Прощай же, о сын мой, нам дорого время;

И помни: я гибну за русское племя!

Но самая память о Кондратий Рылееве выжжена в императорском Петербурге. Попрежнему несется со сцены благодушно-водевильный припев:

Должен веселиться

Добрый человек…

Словом, ни драма, ни балет, ни опера не давали пищи для недовольных крикунов. Да и самих смутьянов, что призывали думать и чувствовать по-русски и обрушивались на безнародность, не было видно в столице.

К назначенному часу на бархатных барьерах лож все так же выстраивались нарядные коробки с конфетами; все так же расцветали у барьеров неувядаемые букеты дам. Впрочем, конфеты могли быть куплены ныне вовсе не у Молинари, а у его счастливого соперника, и уж, конечно, изменились по капризу парижских мод туалеты и прически красавиц. Никаких других новшеств не могли бы усмотреть в театре сами музы, взиравшие на партер с надзвездной высоты.

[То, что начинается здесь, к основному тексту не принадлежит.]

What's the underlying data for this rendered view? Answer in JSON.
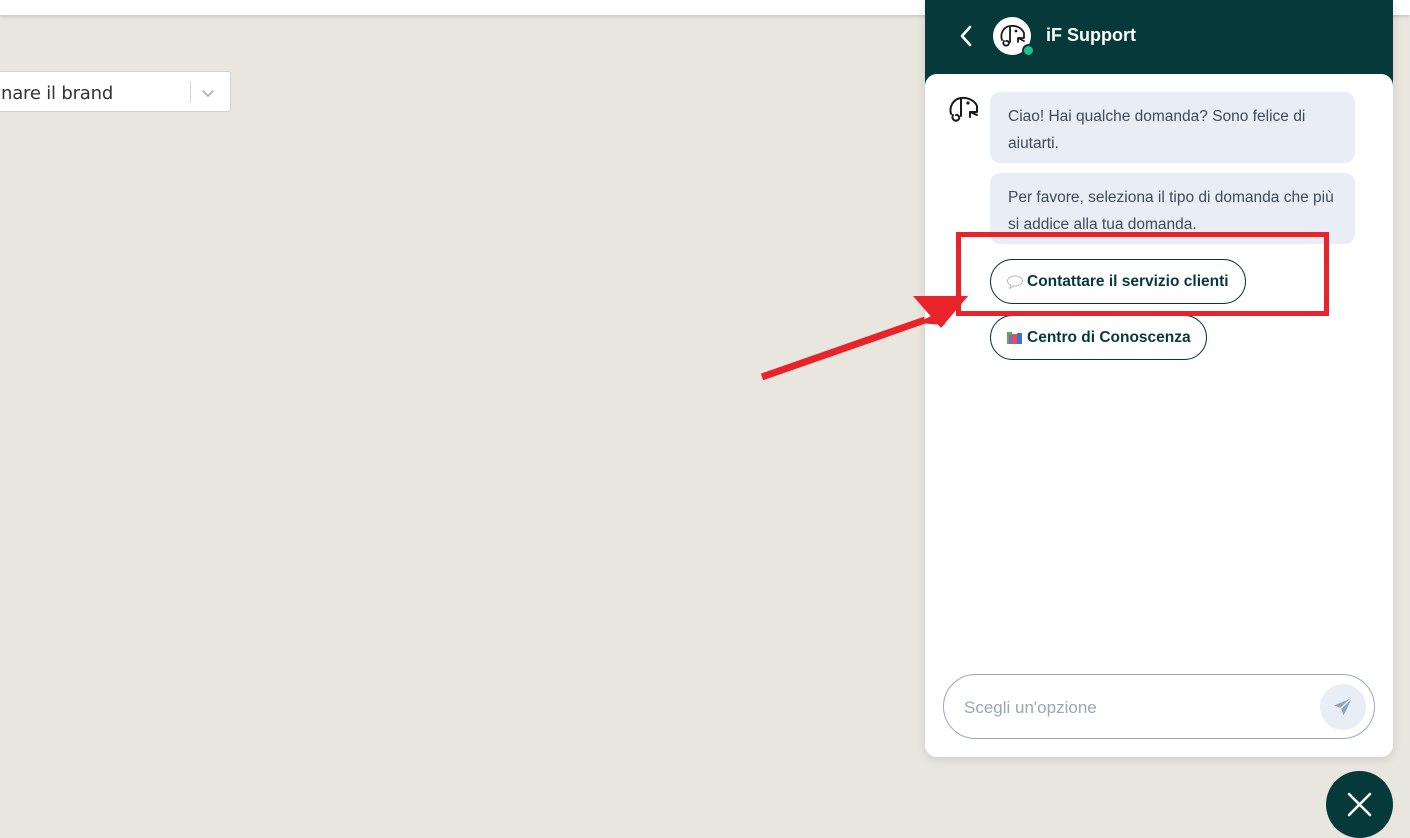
{
  "page": {
    "brand_select_text": "nare il brand"
  },
  "chat": {
    "title": "iF Support",
    "status": "online",
    "messages": [
      "Ciao! Hai qualche domanda? Sono felice di aiutarti.",
      "Per favore, seleziona il tipo di domanda che più si addice alla tua domanda."
    ],
    "options": [
      {
        "label": "Contattare il servizio clienti",
        "icon": "speech-bubble-icon"
      },
      {
        "label": "Centro di Conoscenza",
        "icon": "books-icon"
      }
    ],
    "input_placeholder": "Scegli un'opzione"
  },
  "annotation": {
    "color": "#e8242a",
    "target": "Contattare il servizio clienti"
  },
  "colors": {
    "header": "#063a3a",
    "bubble": "#e9eef6",
    "online": "#22c08b",
    "background": "#e9e6df"
  }
}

А ведь были когда-то дни! Тогда пансионер Михаил Глинка пережил в театре часы жгучего восторга и несбывшихся надежд. Теперь титулярный советник, служащий по ведомству путей сообщения, редко посещает театр в дни музыкальных представлений. Похоже на то, что собственные мечты об опере, в которых он едва смеет сознаться самому себе, не только не влекут его в храм Мельпомены, подвластный господину Кавосу, но заставляют обходить эту твердыню. И никому другому как Ивану Николаевичу Глинке суждено было, несмотря на далекие его отношения с музыкой, вновь толкнуть сына на опасный путь.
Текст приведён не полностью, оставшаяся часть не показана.